FlagShortDescription
--session <path>Path to one or more .jsonl session files (comma or space separated)
--skill <name>Filter evaluation to a specific skill
--format <type>-ftable (default) or json
--verbose-vShow the “sending summary” notice and full details
--ciExit with code 1 if any verdict is FAIL

These are equivalent:

Terminal window
dora eval --skill improve
dora judge improve
dora skill judge ./skills/improve/

judge is a thin wrapper that sets --skill and delegates to eval.

Before calling the judge, doraval prints:

· Sending session summary (tool calls + 5 user messages) to <model>.

Only tool names and truncated inputs (first ~100 chars) plus the first few user messages are sent. Full file contents and command output are not sent.

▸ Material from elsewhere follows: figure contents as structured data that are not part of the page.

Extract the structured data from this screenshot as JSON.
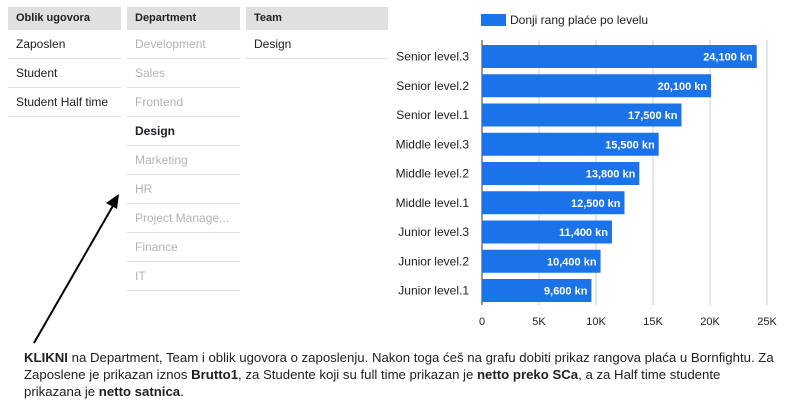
{
  "filters": {
    "oblik": {
      "header": "Oblik ugovora",
      "items": [
        "Zaposlen",
        "Student",
        "Student Half time"
      ]
    },
    "department": {
      "header": "Department",
      "items": [
        "Development",
        "Sales",
        "Frontend",
        "Design",
        "Marketing",
        "HR",
        "Project Manage...",
        "Finance",
        "IT"
      ],
      "selected": "Design"
    },
    "team": {
      "header": "Team",
      "items": [
        "Design"
      ]
    }
  },
  "chart_data": {
    "type": "bar",
    "orientation": "horizontal",
    "categories": [
      "Senior level.3",
      "Senior level.2",
      "Senior level.1",
      "Middle level.3",
      "Middle level.2",
      "Middle level.1",
      "Junior level.3",
      "Junior level.2",
      "Junior level.1"
    ],
    "series": [
      {
        "name": "Donji rang plaće po levelu",
        "values": [
          24100,
          20100,
          17500,
          15500,
          13800,
          12500,
          11400,
          10400,
          9600
        ],
        "labels": [
          "24,100 kn",
          "20,100 kn",
          "17,500 kn",
          "15,500 kn",
          "13,800 kn",
          "12,500 kn",
          "11,400 kn",
          "10,400 kn",
          "9,600 kn"
        ]
      }
    ],
    "xticks": [
      "0",
      "5K",
      "10K",
      "15K",
      "20K",
      "25K"
    ],
    "xlim": [
      0,
      25000
    ],
    "legend_position": "top",
    "grid": true,
    "bar_color": "#1a73e8"
  },
  "note": {
    "p1": "KLIKNI",
    "p2": " na Department, Team i oblik ugovora o zaposlenju. Nakon toga ćeš na grafu dobiti prikaz rangova plaća u Bornfightu. Za Zaposlene je prikazan iznos ",
    "p3": "Brutto1",
    "p4": ", za Studente koji su full time prikazan je ",
    "p5": "netto preko SCa",
    "p6": ", a za Half time studente prikazana je ",
    "p7": "netto satnica",
    "p8": "."
  }
}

  • 0: success (or informational run)
  • 1: with --ci, at least one skill received FAIL
  • 2: fatal (no agent configured, no session found, etc.)
  • After a real agent session that used one of your skills.
  • To measure whether a skill is actually effective in practice (as opposed to just being structurally valid).
  • As part of a feedback loop when authoring or refining high-leverage skills.
  • In CI for important skills when you want --ci + a recent golden session.

validate + drift are fast and deterministic. eval is slower and non-deterministic but gives the highest-signal feedback about real-world adherence.